HB NEW YORK. Das Transaktionsvolumen war aber gering, da viele Händler in der letzten Woche des Jahres dem Markt fernblieben. Der Dow-Jones-Index der Standardwerte stieg um 0,17 Prozent auf 10.778 Punkte. Im Geschäftsverlauf hatte er sich zwischen einem Hoch von 10.825 und einem Tief von 10.778 bewegt. Der breiter gefasste S&P-500-Index legte 0,13 Prozent auf 1258 Zähler zu. Der Index der Technologiebörse Nasdaq kletterte um 0,09 Prozent auf 2229 Punkte.

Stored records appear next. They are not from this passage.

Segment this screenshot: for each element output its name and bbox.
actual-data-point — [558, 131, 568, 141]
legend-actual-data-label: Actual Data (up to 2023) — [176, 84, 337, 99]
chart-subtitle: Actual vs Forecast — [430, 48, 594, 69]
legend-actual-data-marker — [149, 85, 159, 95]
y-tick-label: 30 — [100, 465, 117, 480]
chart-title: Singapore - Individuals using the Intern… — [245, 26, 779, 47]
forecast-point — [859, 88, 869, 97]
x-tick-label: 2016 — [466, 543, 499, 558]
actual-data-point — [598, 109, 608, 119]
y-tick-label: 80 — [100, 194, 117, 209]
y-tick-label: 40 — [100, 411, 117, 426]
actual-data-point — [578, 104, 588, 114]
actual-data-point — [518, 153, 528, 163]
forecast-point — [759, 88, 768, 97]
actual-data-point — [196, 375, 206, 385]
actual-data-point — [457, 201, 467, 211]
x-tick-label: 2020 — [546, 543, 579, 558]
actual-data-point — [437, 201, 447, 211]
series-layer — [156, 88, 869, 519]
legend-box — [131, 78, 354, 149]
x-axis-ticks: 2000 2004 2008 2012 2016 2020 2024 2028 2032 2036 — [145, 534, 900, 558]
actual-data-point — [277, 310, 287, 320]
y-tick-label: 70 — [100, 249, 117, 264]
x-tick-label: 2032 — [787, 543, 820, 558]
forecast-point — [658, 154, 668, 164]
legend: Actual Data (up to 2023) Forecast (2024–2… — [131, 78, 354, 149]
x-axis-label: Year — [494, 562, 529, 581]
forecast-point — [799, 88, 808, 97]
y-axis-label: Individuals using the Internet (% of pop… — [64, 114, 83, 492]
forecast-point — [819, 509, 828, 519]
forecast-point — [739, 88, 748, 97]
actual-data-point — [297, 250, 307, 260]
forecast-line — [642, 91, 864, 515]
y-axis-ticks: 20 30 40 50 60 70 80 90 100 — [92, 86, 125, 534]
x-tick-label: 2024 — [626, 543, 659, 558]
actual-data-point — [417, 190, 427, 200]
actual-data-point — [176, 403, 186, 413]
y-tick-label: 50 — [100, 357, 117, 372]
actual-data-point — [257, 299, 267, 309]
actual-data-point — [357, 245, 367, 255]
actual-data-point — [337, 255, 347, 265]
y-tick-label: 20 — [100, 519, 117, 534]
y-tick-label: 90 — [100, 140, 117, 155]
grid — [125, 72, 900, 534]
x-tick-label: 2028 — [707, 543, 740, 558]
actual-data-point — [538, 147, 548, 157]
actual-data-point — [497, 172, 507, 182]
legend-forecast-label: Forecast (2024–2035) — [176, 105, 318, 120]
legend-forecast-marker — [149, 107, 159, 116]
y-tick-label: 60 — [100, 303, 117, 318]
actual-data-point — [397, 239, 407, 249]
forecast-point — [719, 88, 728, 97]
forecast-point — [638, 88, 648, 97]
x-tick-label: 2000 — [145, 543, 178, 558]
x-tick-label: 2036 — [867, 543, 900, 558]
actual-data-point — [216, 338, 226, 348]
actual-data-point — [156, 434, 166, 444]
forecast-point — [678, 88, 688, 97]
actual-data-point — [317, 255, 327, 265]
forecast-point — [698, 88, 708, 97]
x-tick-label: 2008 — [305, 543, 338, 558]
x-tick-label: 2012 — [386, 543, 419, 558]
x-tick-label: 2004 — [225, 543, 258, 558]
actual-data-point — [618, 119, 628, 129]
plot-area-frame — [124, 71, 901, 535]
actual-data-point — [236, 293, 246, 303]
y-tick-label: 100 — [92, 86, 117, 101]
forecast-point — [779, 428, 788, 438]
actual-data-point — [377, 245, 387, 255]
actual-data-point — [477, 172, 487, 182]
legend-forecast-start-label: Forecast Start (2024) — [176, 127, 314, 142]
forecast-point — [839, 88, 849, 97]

Der Preis für ein Barrel (159 Liter) US-Leichtöl zur Lieferung im Februar erhöhte sich um 1,66 Dollar auf 59,82 Dollar. Zuvor war er vorübergehend um mehr als zwei Dollar gestiegen. Viele Händler rechnen offenbar damit, dass die Organisation Erdöl exportierender Länder (Opec) im kommenden Jahr die Liefermengen kürzt.

Höhere Ölpreise wirken sich zwar in der Regel negativ auf die Aktienmärkte aus, da sie zu höheren Kosten für Verbraucher und Unternehmen führen. Allerdings profitierten vom teuren Öl Energiekonzerne wie Exxon Mobil. Der Aktienkurs des Unternehmens stieg um 0,68 Prozent und stützte den Dow-Jones- und den S&P-500-Index.

Händler warnten jedoch davor, die Entwicklung der Börsen am Mittwoch überzuinterpretieren. "Der Handel ist sehr gedämpft, weil es die letzte Woche des Jahres ist, und natürlich gehen Energiewerte immer parallel zum Öl hoch und runter", sagte Jim Fehrenbach von Piper Jaffray.

Positiv wirkten sich einzelne Unternehmensnachrichten sowie der Index zum US-Verbrauchervertrauen aus. Der Flugzeughersteller Boeing und Textrons Bell Helicopter erhielten von der US-Marine einen Rüstungsauftrag im Wert von einer Milliarde Dollar. Boeing-Aktien kletterten um 0,61 Prozent, Textron um 0,78 Prozent.